Flipping you over, I'm sure there is some post 70's design mowed into your bush (but please, let there be at least the scantest tracing of hair). You are unafraid of my gaze, hold it until I give, crawl over you, tug at your full breasts, nipples delightfully pierced, ink all over you. The noises, the wrestling...can we please do it for days, weeks, on end? I need to burn this desire up and away so it can rest.

I spread you, what a firm pink bud. I just look. So long you start to squirm and thrash about, calling my name, getting nearly angry. I lick my finger and trace so lightly you can barely feel-but you quiet and I get your attention. Explore your opening, moist, with my finger, go barely inside, tease. You are so impatient. You flip me over, climb on top, punish my mouth with your kiss. Snarling, you pull my hair and reach down, fingers inside me, deep, curling, fucking me. You step away and come back wearing the most delightful equipment-like you were born with it. Full swagger. I'm not surprised. Climb on top baby. I need this.

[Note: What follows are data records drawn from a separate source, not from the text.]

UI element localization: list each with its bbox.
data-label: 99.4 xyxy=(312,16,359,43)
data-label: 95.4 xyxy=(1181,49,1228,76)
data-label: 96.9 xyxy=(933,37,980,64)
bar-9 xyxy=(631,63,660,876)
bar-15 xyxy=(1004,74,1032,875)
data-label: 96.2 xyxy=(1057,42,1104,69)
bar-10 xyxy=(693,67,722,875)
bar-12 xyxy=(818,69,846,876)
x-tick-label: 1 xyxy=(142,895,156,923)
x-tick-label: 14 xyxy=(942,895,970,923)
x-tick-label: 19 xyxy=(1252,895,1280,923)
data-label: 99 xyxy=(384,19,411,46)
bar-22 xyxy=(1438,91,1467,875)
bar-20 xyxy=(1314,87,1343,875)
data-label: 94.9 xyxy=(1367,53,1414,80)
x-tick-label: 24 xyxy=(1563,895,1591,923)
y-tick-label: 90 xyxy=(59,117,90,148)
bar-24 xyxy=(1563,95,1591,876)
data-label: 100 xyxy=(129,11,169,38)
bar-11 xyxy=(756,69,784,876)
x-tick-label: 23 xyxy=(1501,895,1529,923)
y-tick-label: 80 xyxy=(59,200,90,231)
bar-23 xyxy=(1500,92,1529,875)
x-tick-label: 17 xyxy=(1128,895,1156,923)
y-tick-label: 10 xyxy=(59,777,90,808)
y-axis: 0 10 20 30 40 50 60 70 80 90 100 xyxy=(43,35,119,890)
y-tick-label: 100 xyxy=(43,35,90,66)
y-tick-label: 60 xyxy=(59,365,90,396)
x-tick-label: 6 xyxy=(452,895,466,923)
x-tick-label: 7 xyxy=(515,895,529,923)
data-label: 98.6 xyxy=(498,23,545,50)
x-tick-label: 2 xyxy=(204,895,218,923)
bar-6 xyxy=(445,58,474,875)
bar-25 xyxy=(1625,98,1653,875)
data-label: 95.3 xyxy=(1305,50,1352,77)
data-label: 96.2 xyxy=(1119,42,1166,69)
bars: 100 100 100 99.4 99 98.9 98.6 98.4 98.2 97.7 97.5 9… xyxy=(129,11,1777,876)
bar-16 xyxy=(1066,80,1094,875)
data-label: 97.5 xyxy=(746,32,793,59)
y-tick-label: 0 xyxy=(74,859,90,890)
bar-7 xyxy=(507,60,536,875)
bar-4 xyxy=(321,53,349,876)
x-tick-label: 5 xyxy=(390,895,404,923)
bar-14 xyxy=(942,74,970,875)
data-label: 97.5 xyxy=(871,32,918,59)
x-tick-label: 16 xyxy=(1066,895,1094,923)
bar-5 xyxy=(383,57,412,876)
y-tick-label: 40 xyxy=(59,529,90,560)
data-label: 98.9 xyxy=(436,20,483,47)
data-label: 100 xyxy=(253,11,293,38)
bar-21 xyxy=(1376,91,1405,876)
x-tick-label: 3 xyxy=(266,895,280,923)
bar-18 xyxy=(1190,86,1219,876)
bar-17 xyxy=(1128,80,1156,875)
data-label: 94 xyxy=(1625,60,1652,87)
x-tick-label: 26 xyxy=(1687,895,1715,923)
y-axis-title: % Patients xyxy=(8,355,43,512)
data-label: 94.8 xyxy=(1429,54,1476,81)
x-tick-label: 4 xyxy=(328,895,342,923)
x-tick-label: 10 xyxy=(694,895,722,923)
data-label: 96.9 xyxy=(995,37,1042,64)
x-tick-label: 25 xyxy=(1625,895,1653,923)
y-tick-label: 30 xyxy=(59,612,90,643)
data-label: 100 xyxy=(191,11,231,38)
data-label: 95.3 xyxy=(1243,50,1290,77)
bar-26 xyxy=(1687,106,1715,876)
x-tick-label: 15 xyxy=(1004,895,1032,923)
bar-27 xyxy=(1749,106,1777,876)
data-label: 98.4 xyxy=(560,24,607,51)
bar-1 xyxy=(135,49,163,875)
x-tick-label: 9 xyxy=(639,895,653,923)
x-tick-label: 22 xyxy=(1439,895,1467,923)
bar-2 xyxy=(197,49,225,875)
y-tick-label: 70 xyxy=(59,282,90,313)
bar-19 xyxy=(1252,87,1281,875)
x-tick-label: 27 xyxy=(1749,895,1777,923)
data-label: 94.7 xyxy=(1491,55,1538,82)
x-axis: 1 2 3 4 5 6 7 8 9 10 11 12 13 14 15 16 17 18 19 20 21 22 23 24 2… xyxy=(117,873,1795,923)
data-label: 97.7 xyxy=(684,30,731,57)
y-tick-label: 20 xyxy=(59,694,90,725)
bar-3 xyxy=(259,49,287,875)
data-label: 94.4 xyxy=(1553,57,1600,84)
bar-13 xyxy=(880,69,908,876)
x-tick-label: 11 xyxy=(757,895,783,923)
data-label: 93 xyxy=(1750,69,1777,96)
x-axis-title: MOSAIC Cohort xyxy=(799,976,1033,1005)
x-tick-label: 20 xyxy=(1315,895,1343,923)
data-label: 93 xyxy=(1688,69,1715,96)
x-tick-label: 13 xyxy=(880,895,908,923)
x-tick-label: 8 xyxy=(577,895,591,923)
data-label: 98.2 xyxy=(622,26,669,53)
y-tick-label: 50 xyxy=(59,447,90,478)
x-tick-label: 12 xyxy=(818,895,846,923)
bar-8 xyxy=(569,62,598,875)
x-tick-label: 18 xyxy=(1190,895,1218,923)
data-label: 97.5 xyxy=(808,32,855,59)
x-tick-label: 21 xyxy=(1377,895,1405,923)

And you give, fucking me full out, not holding back, not being kind. I grab the vibrator, urging you on, daring you. I'm such a fool. You are up to any challenge. The cock bangs my g-spot and then suddenly you are still, wedged deep, so you can watch me come. My back arches and you begin moving again, urging me on. I come so hard as you get off, simply from fucking me.

Soon, though, this tenderness I feel for you overcomes me and you are curled quietly in the soft light, telling me stories of your childhood, nestled into my arms. Thank you. You were just what I needed. (May I have you again?)